Voici plusieurs situations qui doivent vous mettre la puce à l’oreille :

  • à chaque fois qu’on dépend de quelqu’un d’autre pour agir, réfléchir, choisir, répondre à nos besoins…
  • dès qu’on doute de soi, qu’on se laisse influencer, qu’on remet en cause nos décisions
  • dès qu’on dit le contraire de ce que l’on pense (dire oui alors qu’on veut dire non par exemple)
  • dès qu’on s’interdit quelque chose par fidélité à la famille (jeter un objet hérité, choisir un autre métier que ses parents, avoir des convictions, des croyances différentes…)
  • dès qu’on se sent coupable
  • dès qu’on se dit qu’on est nul, qu’on se voit faible et incapable
  • dès qu’on a une maladie
  • dès qu’on s’en veut de s’être fait avoir ou d’avoir été vulnérable
  • dès qu’on n’écoute pas son besoin alors qu’on le connaît très bien
  • dès qu’on est agressif, en colère
  • dès qu’on est obsédé par quelqu’un, quelque chose
  • dès qu’on critique ou se critique
  • dès qu’on réfléchit trop
  • dès qu’on n’est pas motivé
  • quand on s’empêche de pleurer, de rire, de manger, … devant certaines personnes
  • quand on s’empêche de se reposer, de partir en vacances, de s’amuser…
  • quand on s’empêche de demander de l’aide,
  • quand on n’exprime pas son opinion ou qu’on s’empêche d’avoir ses propres idées sur le sujet
  • quand on ne suit pas son intuition
  • quand on s’en veut d’avoir mal fait ou de n’avoir pas fait
  • quand on nie ce qu’on sait
  • quand on a honte de jouir de ses sens (nourriture, sexe, s’entourer de belles choses …).

Dans quels aspects manquez-vous de liberté et avec qui ?

En effet, on peut s’autoriser la liberté d’être dans certains domaines ou avec certaines personnes, mais pas dans toutes les circonstances.

Constatez qu’à chaque fois, c’est vous qui vous en empêchez.

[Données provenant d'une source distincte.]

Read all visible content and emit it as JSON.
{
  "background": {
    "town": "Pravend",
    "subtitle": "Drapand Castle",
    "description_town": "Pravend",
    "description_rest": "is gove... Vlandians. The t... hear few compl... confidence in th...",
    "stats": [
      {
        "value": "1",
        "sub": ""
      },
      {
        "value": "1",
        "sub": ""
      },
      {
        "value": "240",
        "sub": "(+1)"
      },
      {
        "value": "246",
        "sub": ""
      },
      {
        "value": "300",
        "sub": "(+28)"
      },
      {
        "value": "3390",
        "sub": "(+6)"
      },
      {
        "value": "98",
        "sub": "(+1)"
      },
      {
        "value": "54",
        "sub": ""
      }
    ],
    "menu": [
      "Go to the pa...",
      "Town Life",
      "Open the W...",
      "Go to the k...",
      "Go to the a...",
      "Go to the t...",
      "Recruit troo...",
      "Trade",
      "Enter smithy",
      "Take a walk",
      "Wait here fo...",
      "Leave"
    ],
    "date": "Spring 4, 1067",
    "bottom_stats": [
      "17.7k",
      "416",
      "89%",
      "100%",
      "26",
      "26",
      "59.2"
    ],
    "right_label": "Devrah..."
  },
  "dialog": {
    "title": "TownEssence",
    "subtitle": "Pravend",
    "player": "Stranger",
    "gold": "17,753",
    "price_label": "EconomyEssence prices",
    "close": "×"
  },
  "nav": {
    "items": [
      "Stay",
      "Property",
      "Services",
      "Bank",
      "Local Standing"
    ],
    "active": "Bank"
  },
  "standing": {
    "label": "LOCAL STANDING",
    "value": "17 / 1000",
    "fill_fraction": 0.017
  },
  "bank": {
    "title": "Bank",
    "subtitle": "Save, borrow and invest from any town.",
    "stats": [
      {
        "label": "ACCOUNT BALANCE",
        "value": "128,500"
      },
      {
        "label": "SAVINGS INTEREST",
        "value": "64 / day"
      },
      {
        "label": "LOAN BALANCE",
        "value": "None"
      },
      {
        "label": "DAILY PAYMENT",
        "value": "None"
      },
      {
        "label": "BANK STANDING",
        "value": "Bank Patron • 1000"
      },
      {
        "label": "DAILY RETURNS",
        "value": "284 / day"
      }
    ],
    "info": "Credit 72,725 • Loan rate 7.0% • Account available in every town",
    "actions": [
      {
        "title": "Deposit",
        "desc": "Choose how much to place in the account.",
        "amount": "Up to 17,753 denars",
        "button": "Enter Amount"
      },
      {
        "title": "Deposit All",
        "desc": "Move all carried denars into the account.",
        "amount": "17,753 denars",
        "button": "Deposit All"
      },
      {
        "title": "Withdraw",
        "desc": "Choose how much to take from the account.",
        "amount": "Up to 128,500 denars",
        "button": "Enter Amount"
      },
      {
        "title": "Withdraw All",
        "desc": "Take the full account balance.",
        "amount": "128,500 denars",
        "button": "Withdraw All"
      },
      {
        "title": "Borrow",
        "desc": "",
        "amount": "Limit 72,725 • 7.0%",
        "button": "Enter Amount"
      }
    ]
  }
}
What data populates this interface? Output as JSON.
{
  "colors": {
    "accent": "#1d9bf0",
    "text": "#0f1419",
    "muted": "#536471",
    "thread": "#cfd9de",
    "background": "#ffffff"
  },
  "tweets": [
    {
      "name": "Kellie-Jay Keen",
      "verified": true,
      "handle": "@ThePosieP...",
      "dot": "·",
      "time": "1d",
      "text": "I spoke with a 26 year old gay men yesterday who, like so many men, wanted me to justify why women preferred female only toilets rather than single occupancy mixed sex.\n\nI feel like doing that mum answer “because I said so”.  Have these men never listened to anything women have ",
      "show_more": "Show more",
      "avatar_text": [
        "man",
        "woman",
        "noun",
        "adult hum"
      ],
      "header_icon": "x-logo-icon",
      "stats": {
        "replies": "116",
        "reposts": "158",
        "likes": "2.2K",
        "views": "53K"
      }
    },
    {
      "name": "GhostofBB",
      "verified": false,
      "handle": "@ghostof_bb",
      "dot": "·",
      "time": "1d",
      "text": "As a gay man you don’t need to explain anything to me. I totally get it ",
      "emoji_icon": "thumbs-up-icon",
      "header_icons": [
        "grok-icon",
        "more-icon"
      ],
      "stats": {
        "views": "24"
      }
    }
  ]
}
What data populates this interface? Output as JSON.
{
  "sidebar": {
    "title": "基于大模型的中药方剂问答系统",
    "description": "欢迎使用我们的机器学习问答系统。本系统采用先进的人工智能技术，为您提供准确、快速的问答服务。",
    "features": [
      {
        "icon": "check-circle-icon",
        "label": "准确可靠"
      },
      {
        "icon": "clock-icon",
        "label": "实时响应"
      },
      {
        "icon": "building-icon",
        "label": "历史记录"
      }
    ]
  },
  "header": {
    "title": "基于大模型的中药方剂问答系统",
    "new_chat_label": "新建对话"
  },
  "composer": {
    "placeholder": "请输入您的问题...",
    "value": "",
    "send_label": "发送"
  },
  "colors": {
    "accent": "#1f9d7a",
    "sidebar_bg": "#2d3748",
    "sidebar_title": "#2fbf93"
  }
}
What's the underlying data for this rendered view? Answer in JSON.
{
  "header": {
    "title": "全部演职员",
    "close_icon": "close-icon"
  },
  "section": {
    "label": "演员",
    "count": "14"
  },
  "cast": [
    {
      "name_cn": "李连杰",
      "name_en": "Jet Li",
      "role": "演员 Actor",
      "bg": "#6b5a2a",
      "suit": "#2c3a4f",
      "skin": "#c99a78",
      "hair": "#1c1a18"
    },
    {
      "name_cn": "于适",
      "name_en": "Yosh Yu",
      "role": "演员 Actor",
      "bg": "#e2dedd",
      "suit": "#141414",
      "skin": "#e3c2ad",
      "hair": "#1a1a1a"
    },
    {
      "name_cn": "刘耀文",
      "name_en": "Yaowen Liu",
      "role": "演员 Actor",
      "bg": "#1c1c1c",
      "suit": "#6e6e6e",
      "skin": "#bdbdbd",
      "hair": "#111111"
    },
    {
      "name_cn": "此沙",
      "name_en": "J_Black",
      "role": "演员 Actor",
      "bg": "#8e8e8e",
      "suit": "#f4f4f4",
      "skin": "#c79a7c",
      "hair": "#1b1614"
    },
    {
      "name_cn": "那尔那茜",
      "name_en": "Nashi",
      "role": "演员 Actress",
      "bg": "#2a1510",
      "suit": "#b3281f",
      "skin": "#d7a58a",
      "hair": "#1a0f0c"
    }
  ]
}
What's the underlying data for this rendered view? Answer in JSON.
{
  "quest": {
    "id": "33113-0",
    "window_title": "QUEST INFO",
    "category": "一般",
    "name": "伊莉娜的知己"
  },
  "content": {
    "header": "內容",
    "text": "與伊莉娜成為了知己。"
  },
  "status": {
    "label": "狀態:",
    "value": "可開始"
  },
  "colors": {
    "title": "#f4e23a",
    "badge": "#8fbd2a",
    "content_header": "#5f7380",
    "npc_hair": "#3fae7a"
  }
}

Dans les cas suivants, il s’agit encore d’indices qui vous montrent que vous n’êtes pas libres. Dans ces cas-là, il est très facile d’accuser les autres d’être à l’origine de la difficulté :

  • dès qu’on manque de temps (mon patron me donne trop de dossiers à traiter, mes enfants sont trop exigeants…)
  • de connaissances (mes parents n’ont pas voulu me payer une école, mes profs ne m’ont pas donné le goût d’apprendre …)
  • de biens (les prix sont trop élevés et les salaires trop bas…)
  • d’argent
  • de compliments
  • de reconnaissances
  • d’amour
  • de respect
  • de paix
  • de pouvoir sur notre environnement (la banque ne veut pas financer mon projet, mes voisins sont hyper bruyants…)

Pourtant, ceci est juste la conséquence extérieure que nous ne sommes pas en contact avec

  • nos désirs et besoins
  • notre estime de nous
  • nos qualités, nos talents, nos dons
  • nos progrès
  • l’amour et le respect de nous-même
  • notre pouvoir de créer notre vie
  • notre paix et notre force intérieures.

Cela résulte de nos conditionnements, de nos croyances non bénéfiques et de nos peurs, tous contenus dans notre ego, devenus la plupart du temps obsolètes avec le temps.

Allez vers le bien-être

Aujourd’hui, pour vivre un état de bien-être, vous avez le choix, un vrai choix, puisqu’il ne dépend que de vous :

– continuer de suivre votre ego en acceptant totalement le fait que vous êtes dépendants des autres et que vos peurs sont plus fortes que vos désirs, pour le moment.

– ou décider d’aller, à votre rythme vers l’autonomie, l’amour de vous et la réalisation de ce dont vous avez véritablement envie et besoin.

Les deux options vous permettent d’aller vers l’amour inconditionnel de vous. En effet, quelque soit votre capacité du moment, vous accepter dans vos peurs et vos limites est un pas aussi important que d’aller vers vos désirs et besoins.

Alors n’hésitez plus, acceptez là où vous en êtes.